L'absence de soutien de l'institution

Si l'on a abordé le volet juridique, reste le volet institutionnel. Sans avoir commis d'erreur médicale ni morale, le Dr Laurent Carlier, 23 ans d'ancienneté dans l'institution, s'est fait suspendre à trois reprises avant d'être finalement révoqué. Le tout, sans motif véritable. " Le CHR a fait preuve d'hypocrisie en parlant de 'suspension non disciplinaire' ", estime Laurent Carlier. " Comment peut-on penser qu'une suspension qui affecte un médecin, entraîne un préjudice financier et une rupture sociale soit non disciplinaire ? " Car outre les problèmes judiciaires, le médecin s'est rapidement retrouvé dans des problèmes financiers, notamment à cause des frais d'avocat qu'il continue d'assumer seul, l'assurance juridique de l'hôpital ne les prenant pas en charge.

Autre fait remarquable : les suspensions et la révocation ne couvrent que le poste de chef de service des soins palliatifs, et non celui d'urgentiste, casquette qu'endosse le Dr Carlier depuis plus de 20 ans au CHR. " On témoignait par là notre confiance ", justifie Gilles Mouyard, président du CHR Sambre & Meuse (CHRSM). " Le problème n'est pas survenu dans son activité au sein du service des urgences. À aucun moment, en faisant cette proposition, nous voulions être machiavéliques ou avoir des arrière-pensées. Nous avons essayé de faire les choses le mieux possible. "

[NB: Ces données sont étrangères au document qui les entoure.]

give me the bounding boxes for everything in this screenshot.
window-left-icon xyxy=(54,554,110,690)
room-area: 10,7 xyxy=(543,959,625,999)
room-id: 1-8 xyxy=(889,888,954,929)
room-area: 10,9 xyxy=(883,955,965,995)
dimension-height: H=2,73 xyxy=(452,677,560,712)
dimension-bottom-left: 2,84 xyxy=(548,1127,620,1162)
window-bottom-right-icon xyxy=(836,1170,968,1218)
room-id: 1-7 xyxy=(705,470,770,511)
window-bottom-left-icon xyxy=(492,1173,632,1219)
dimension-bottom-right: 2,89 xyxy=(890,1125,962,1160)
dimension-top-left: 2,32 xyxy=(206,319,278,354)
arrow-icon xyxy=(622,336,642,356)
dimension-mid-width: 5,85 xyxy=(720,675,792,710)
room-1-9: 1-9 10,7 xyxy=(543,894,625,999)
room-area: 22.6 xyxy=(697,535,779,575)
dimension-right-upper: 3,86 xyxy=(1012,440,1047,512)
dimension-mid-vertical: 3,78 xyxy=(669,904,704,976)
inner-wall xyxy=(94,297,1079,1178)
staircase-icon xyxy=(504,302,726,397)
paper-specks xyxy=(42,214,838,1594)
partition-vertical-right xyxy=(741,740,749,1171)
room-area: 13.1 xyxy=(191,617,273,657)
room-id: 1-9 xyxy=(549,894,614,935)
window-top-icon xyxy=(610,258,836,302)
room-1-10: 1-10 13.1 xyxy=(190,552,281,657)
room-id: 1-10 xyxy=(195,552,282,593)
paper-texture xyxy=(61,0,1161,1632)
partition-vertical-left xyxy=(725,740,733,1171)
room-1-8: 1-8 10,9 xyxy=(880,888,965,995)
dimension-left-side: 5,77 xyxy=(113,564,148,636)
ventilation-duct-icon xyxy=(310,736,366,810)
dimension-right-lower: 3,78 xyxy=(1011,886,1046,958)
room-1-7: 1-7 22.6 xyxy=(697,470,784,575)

" Cela prouve que les décisions sont aberrantes ", juge au contraire Jean-Philippe Hermanne. " Soit on suspend le médecin pour toutes ses activités soit on ne le suspend pas. " Une décision qui a encore moins de sens si l'on s'attarde sur le cas du Dr Nguyen, qui n'a pas été suspendue. " C'est simple, je suis la seule hématologue du CHR ", interprète l'intéressée. " Le service aurait été bien mis à mal s'ils m'avaient suspendue. J'ai demandé à plusieurs reprises aux gestionnaires pourquoi ils ne m'avaient pas suspendue. Je n'ai pas eu de réponse. " Gilles Mouyard n'était apparemment pas au courant de ces faits, ni même de la possibilité de poursuite à l'encontre du Dr Nguyen. " De ce que je connais du dossier répressif, à aucun moment le nom du Dr Nguyen n'a été cité avec un risque d'inculpation. "

Bouleversé par la tournure des événements, surtout par le non-soutien de l'hôpital, Laurent Carlier a remis un certificat médical couvrant l'ensemble de ses activités. Ce qui lui sera reproché. Pourtant, l'homme souffre de " trouble anxieux réactionnel " et l'interruption de travail est " impérative " juge un psychiatre. " En raison de la profession médicale, je soutiens entièrement l'arrêt de travail, tant pour sa sécurité que pour celle de ses patients. "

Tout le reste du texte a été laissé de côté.